There is much more of this in the museum that will make you walk away with a heavy heart.
2 Caine Lane, Mid-Levels, Sheung Wan, Hong Kong
17:00 pm | Hong Kong Zoological and Botanical Gardens
Time for some fresh air. At the end of Caine Road is the Hong Kong Zoological and Botanical Gardens perching causally on the slope of Victoria Peak. The 5.6 hectare site is divided into two parts – eastern and western – by Albany Road.

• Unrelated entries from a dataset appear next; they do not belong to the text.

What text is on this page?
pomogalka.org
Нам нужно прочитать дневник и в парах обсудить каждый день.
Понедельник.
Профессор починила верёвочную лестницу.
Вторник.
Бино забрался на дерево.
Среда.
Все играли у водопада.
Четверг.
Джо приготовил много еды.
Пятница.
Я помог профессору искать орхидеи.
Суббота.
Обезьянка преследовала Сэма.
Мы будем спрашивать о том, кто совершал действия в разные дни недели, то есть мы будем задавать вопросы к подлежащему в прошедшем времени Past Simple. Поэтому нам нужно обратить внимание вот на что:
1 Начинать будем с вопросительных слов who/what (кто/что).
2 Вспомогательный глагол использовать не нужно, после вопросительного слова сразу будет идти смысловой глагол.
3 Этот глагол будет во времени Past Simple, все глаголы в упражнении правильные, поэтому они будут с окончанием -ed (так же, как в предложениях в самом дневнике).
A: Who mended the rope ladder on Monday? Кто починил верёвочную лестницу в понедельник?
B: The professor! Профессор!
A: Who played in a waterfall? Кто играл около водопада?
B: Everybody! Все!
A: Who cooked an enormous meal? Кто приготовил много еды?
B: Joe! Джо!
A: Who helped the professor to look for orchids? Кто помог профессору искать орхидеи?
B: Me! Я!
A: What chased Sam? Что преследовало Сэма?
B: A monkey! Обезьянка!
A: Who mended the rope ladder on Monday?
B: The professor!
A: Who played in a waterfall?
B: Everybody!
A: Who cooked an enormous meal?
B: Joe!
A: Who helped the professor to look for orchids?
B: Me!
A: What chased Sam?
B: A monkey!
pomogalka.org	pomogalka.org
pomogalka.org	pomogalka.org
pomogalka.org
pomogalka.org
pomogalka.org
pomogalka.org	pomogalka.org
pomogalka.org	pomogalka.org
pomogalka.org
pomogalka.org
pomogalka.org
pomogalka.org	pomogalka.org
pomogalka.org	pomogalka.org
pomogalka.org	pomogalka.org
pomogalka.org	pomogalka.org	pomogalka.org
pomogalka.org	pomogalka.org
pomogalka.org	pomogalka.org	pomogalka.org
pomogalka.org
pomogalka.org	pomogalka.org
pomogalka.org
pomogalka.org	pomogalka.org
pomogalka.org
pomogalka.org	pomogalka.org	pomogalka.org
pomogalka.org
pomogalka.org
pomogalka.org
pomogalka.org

Founded in 1871, the site was originally known as Botanic Gardens, which was renamed in 1975 as Botanical and Zoological Gardens with the addition of zoological exhibits to the garden.
The eastern part is home to a variety of reptiles and mammals, while the western part, aka the Old Garden, features a green house, a fountain terrace and aviaries.
On top of the beauty of nature is a list of historical importances, including the Memorial Arch, the Pavilion and the bronze statue of King George VI.
Albany Road, Central, Hong Kong
19:00 pm | SEPA Bacaro Veneziano
A little Italian treat at SEPA Bacaro Veneziano is the perfect way to round up the day – if you’re OK to pay a little more.
Founded by Michelin-starred Italian chef Enrico Bartolini, SEPA is a modern and posh reinterpretation of the “Bacaro” dinning concept from ancient Venice.
I settle with the Wagyu Bolognese tagliatelle, sided with a glass of Tenuta Sassoregale Sangiovese; it’s marvellous to have the acidity of the wine perfectly backed up by the rich and meaty Bolognese sauce.
But you can’t quite focus on the food here as the interior itself is also a masterpiece. Filled with a convivial vibe, the space draws inspiration from old Bacaro architectural features with the likes of alleyways and corridors on display.
Neither too much nor too little, the HK$158 dish and the HK$88 glass of red is just perfect for a moderate dinner. Bringing a friend or two means that you can try a lot more dishes without having to spend a fortune.